Unraveling Preseptal…

Unraveling Preseptal Cellulitis: A Comprehensive Review

Abstract: Preseptal cellulitis, characterized by inflammation of the eyelid and surrounding tissues anterior to the orbital septum, is a common condition encountered in clinical practice. This article provides a thorough examination of preseptal cellulitis, covering its etiology, clinical presentation, diagnostic workup, management strategies, and recent advancements in the field. By elucidating the intricacies of preseptal cellulitis, ophthalmologists can effectively diagnose and manage this condition to optimize patient outcomes.

Introduction: Preseptal cellulitis, although typically less severe than orbital cellulitis, requires prompt recognition and appropriate management to prevent potential complications. Understanding the distinguishing features of preseptal cellulitis is crucial for accurate diagnosis and timely intervention.

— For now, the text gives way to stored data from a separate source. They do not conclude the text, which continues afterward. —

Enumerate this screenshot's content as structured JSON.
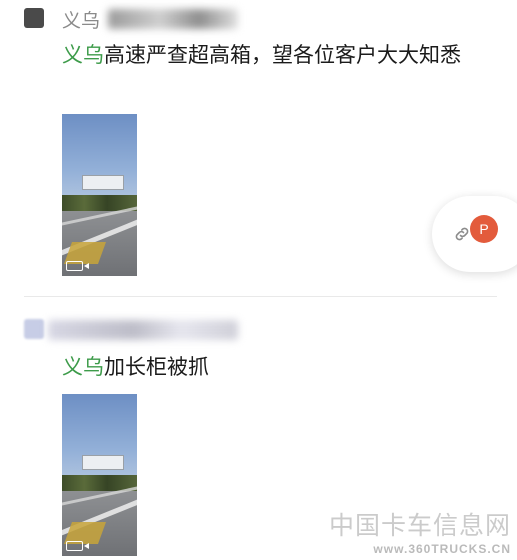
{
  "posts": [
    {
      "author_prefix": "义乌",
      "text_highlight": "义乌",
      "text_rest": "高速严查超高箱，望各位客户大大知悉"
    },
    {
      "author_prefix": "",
      "text_highlight": "义乌",
      "text_rest": "加长柜被抓"
    }
  ],
  "float_panel": {
    "avatar_letter": "P",
    "link_icon": "link-icon"
  },
  "watermark": {
    "main": "中国卡车信息网",
    "sub": "www.360TRUCKS.CN"
  },
  "colors": {
    "highlight": "#3d9b4a",
    "avatar_p": "#e35b3c"
  }
}
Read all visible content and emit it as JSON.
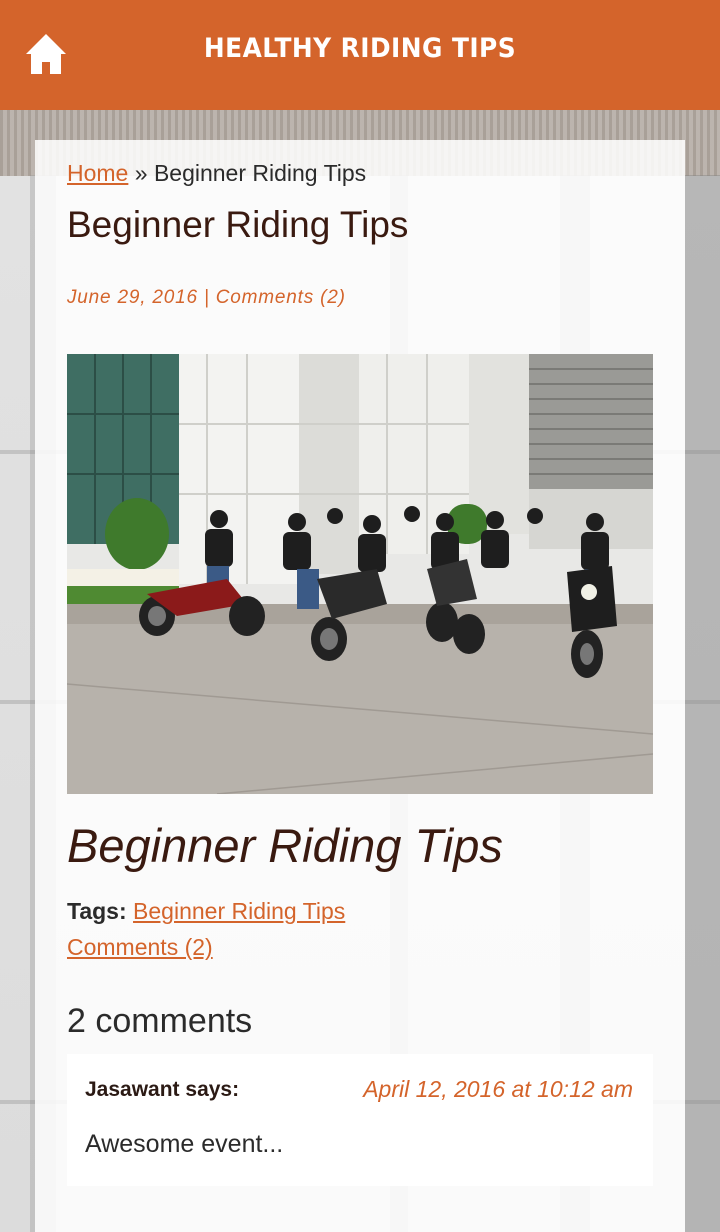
{
  "header": {
    "title": "HEALTHY RIDING TIPS",
    "home_icon": "home-icon",
    "background_color": "#d4642b"
  },
  "breadcrumb": {
    "home_label": "Home",
    "separator": "»",
    "current": "Beginner Riding Tips"
  },
  "post": {
    "heading": "Beginner Riding Tips",
    "date": "June 29, 2016",
    "meta_separator": "|",
    "comments_meta": "Comments (2)",
    "title": "Beginner Riding Tips",
    "tags_label": "Tags:",
    "tag": "Beginner Riding Tips",
    "comments_link": "Comments (2)"
  },
  "comments": {
    "count_label": "2 comments",
    "items": [
      {
        "author": "Jasawant says:",
        "date": "April 12, 2016 at 10:12 am",
        "text": "Awesome event..."
      }
    ]
  },
  "accent_color": "#d4642b"
}
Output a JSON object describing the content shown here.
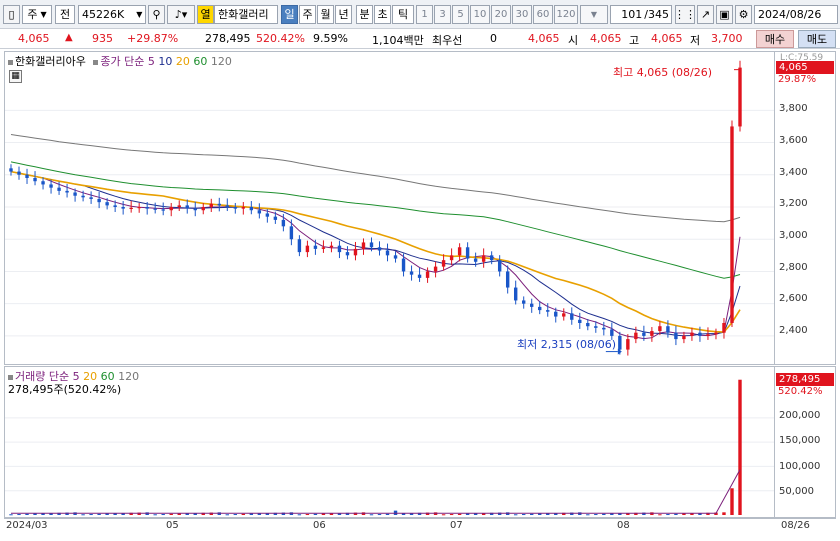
{
  "toolbar": {
    "mode": "주",
    "market": "전",
    "code": "45226K",
    "badge": "열",
    "stock_name": "한화갤러리",
    "periods": [
      "일",
      "주",
      "월",
      "년",
      "분",
      "초",
      "틱"
    ],
    "active_period": "일",
    "intervals": [
      "1",
      "3",
      "5",
      "10",
      "20",
      "30",
      "60",
      "120"
    ],
    "count": "101",
    "count_total": "/345",
    "date": "2024/08/26"
  },
  "quote": {
    "price": "4,065",
    "change": "935",
    "change_pct": "+29.87%",
    "volume": "278,495",
    "volume_ratio": "520.42%",
    "turnover": "9.59%",
    "amount": "1,104백만",
    "instrument": "최우선",
    "zero": "0",
    "ask": "4,065",
    "open_label": "시",
    "open": "4,065",
    "high_label": "고",
    "high": "4,065",
    "low_label": "저",
    "low": "3,700",
    "buy_label": "매수",
    "sell_label": "매도"
  },
  "price_pane": {
    "title": "한화갤러리아우",
    "legend_label": "종가 단순",
    "ma_periods": [
      "5",
      "10",
      "20",
      "60",
      "120"
    ],
    "ma_colors": [
      "#7b1f7b",
      "#1e2f8f",
      "#e8a000",
      "#1f8f2f",
      "#777777"
    ],
    "high_annotation": "최고 4,065 (08/26)",
    "low_annotation": "최저 2,315 (08/06)",
    "last_price": "4,065",
    "last_pct": "29.87%",
    "l_label": "L:C:75.59",
    "y_ticks": [
      "3,800",
      "3,600",
      "3,400",
      "3,200",
      "3,000",
      "2,800",
      "2,600",
      "2,400"
    ]
  },
  "volume_pane": {
    "legend_label": "거래량 단순",
    "ma_periods": [
      "5",
      "20",
      "60",
      "120"
    ],
    "info": "278,495주(520.42%)",
    "last_volume": "278,495",
    "last_pct": "520.42%",
    "y_ticks": [
      "200,000",
      "150,000",
      "100,000",
      "50,000"
    ]
  },
  "x_labels": [
    "2024/03",
    "05",
    "06",
    "07",
    "08",
    "08/26"
  ],
  "colors": {
    "up": "#e0141e",
    "down": "#1a56c8",
    "accent": "#4a7fbf"
  },
  "chart_data": {
    "type": "candlestick",
    "title": "한화갤러리아우",
    "y_range": [
      2300,
      4100
    ],
    "closes": [
      3420,
      3400,
      3380,
      3360,
      3340,
      3320,
      3300,
      3290,
      3270,
      3260,
      3250,
      3230,
      3210,
      3200,
      3190,
      3195,
      3200,
      3190,
      3185,
      3180,
      3200,
      3210,
      3190,
      3180,
      3200,
      3220,
      3210,
      3200,
      3190,
      3200,
      3180,
      3160,
      3140,
      3120,
      3080,
      3000,
      2920,
      2960,
      2940,
      2950,
      2960,
      2920,
      2900,
      2940,
      2980,
      2950,
      2930,
      2900,
      2880,
      2800,
      2780,
      2760,
      2800,
      2830,
      2870,
      2900,
      2950,
      2880,
      2860,
      2900,
      2870,
      2800,
      2700,
      2620,
      2600,
      2580,
      2560,
      2550,
      2520,
      2540,
      2500,
      2480,
      2460,
      2450,
      2440,
      2400,
      2315,
      2380,
      2420,
      2400,
      2430,
      2460,
      2420,
      2380,
      2400,
      2420,
      2400,
      2410,
      2420,
      2480,
      3700,
      4065
    ],
    "volume_max": 278495,
    "last_volume": 278495
  }
}
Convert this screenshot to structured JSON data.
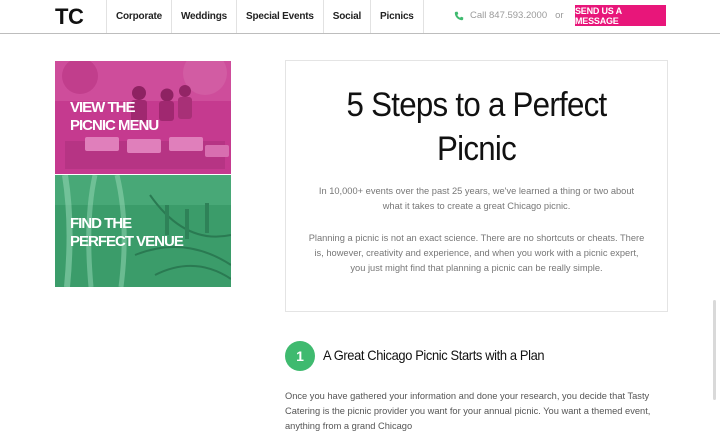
{
  "header": {
    "logo": "TC",
    "nav": [
      "Corporate",
      "Weddings",
      "Special Events",
      "Social",
      "Picnics"
    ],
    "phone_text": "Call 847.593.2000",
    "or_text": "or",
    "cta_label": "SEND US A MESSAGE"
  },
  "tiles": {
    "menu_line1": "VIEW THE",
    "menu_line2": "PICNIC MENU",
    "venue_line1": "FIND THE",
    "venue_line2": "PERFECT VENUE"
  },
  "intro": {
    "title_line1": "5 Steps to a Perfect",
    "title_line2": "Picnic",
    "p1": "In 10,000+ events over the past 25 years, we've learned a thing or two about what it takes to create a great Chicago picnic.",
    "p2": "Planning a picnic is not an exact science. There are no shortcuts or cheats. There is, however, creativity and experience, and when you work with a picnic expert, you just might find that planning a picnic can be really simple."
  },
  "step": {
    "number": "1",
    "title": "A Great Chicago Picnic Starts with a Plan",
    "body": "Once you have gathered your information and done your research, you decide that Tasty Catering is the picnic provider you want for your annual picnic. You want a themed event, anything from a grand Chicago"
  },
  "colors": {
    "accent_pink": "#e8167a",
    "tile_pink": "#c53a8f",
    "tile_green": "#3b9c6a",
    "badge_green": "#3fba6f"
  },
  "icons": {
    "phone": "phone-icon"
  }
}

Etiology and Pathophysiology: Preseptal cellulitis commonly arises from contiguous spread of infections originating from the face, eyelids, or periorbital structures. Common causative organisms include Staphylococcus aureus and Streptococcus species, although other bacteria and occasionally fungi may also be implicated. Trauma, insect bites, and surgical procedures can serve as predisposing factors for the development of preseptal cellulitis.

Clinical Presentation and Differential Diagnosis: Patients with preseptal cellulitis typically present with eyelid erythema, edema, warmth, and tenderness. Systemic symptoms such as fever and malaise may accompany severe cases. Differential diagnosis includes orbital cellulitis, allergic reactions, and other causes of eyelid swelling, necessitating careful clinical evaluation and, at times, imaging studies to differentiate between preseptal and orbital involvement.

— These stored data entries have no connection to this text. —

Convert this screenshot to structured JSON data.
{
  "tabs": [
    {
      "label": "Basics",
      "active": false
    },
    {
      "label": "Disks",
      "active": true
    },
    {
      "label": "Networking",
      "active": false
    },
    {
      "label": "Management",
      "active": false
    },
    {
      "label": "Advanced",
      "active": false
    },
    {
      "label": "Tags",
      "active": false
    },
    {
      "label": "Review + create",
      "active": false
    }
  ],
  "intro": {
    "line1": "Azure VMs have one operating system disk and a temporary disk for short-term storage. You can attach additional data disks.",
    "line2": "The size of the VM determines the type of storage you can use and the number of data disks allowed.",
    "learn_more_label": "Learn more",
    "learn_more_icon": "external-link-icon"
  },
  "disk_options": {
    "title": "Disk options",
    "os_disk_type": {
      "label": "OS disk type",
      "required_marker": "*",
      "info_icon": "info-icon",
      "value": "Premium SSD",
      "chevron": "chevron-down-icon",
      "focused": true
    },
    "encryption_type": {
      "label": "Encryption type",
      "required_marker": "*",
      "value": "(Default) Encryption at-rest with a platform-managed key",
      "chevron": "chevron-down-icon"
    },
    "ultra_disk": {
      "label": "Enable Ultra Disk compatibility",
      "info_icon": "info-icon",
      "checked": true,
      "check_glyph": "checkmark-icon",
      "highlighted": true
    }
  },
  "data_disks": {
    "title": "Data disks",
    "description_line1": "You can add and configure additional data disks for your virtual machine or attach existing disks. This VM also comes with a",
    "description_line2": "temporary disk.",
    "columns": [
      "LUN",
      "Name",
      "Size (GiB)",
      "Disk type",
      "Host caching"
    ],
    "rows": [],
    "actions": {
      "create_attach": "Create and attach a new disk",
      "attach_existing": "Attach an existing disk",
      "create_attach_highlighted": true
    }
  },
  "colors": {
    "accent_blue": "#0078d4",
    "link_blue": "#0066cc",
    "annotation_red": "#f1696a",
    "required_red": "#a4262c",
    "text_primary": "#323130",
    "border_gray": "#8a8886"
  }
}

Diagnostic Workup: Diagnosis of preseptal cellulitis is primarily clinical, with imaging studies such as computed tomography (CT) or magnetic resonance imaging (MRI) reserved for cases with atypical presentations or suspected complications. Laboratory investigations may aid in identifying the causative pathogen and guiding antimicrobial therapy.

Management Strategies: Management of preseptal cellulitis involves a multidisciplinary approach, with emphasis on antimicrobial therapy targeting the responsible organism. Empiric antibiotic coverage directed against common pathogens is initiated pending culture results. Surgical intervention may be warranted in cases of abscess formation or refractory infections. Close monitoring for resolution of symptoms and potential complications is essential throughout the treatment course.

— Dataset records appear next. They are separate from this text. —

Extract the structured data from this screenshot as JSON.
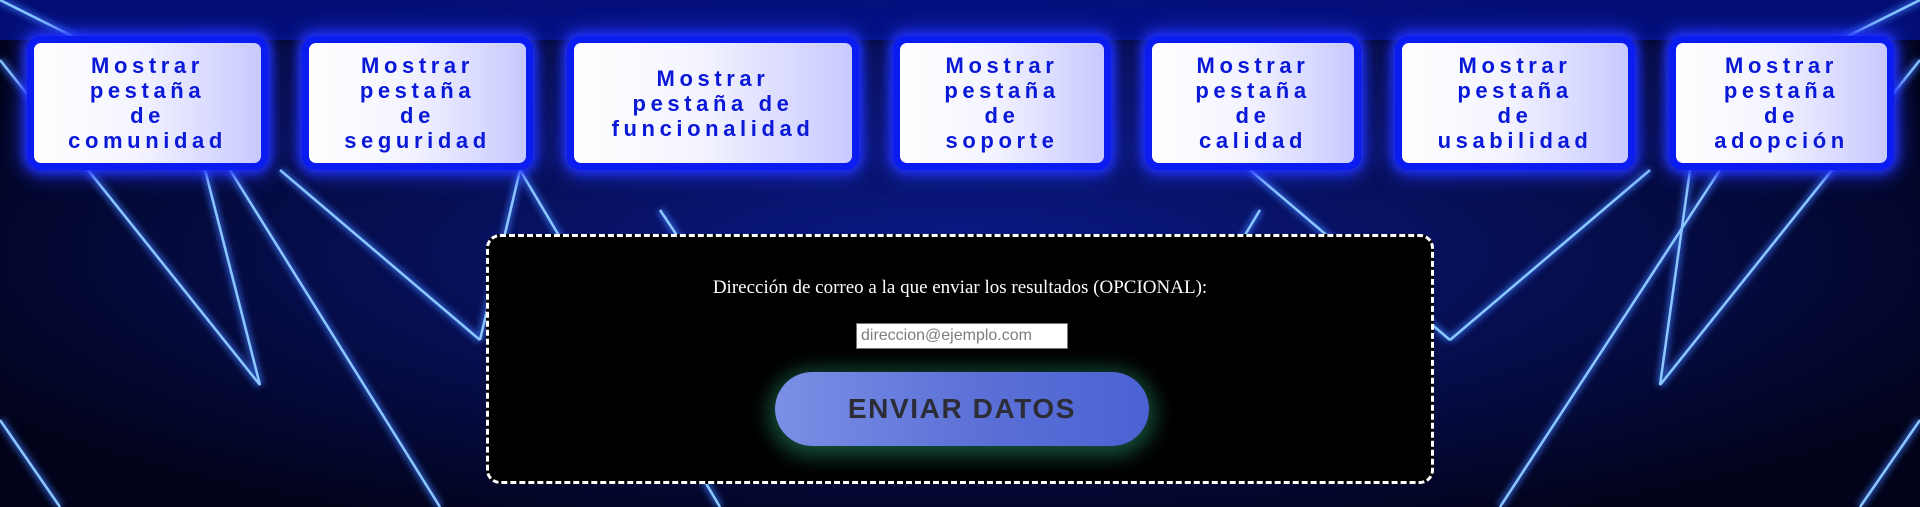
{
  "tabs": [
    {
      "label": "Mostrar\npestaña\nde\ncomunidad"
    },
    {
      "label": "Mostrar\npestaña\nde\nseguridad"
    },
    {
      "label": "Mostrar\npestaña de\nfuncionalidad"
    },
    {
      "label": "Mostrar\npestaña\nde\nsoporte"
    },
    {
      "label": "Mostrar\npestaña\nde\ncalidad"
    },
    {
      "label": "Mostrar\npestaña\nde\nusabilidad"
    },
    {
      "label": "Mostrar\npestaña\nde\nadopción"
    }
  ],
  "form": {
    "email_label": "Dirección de correo a la que enviar los resultados (OPCIONAL):",
    "email_value": "",
    "email_placeholder": "direccion@ejemplo.com",
    "submit_label": "ENVIAR DATOS"
  },
  "colors": {
    "background": "#05062a",
    "tab_border": "#0b1cf0",
    "tab_text": "#0a18d8",
    "laser": "#59a8ff",
    "button_glow": "#3ce6aa"
  }
}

Conclusion: Preseptal cellulitis is a frequently encountered entity in ophthalmic practice, necessitating prompt diagnosis and appropriate management to prevent progression to orbital involvement and potential vision-threatening complications. By staying informed about the latest diagnostic and therapeutic modalities, ophthalmologists can effectively manage preseptal cellulitis and optimize patient outcomes.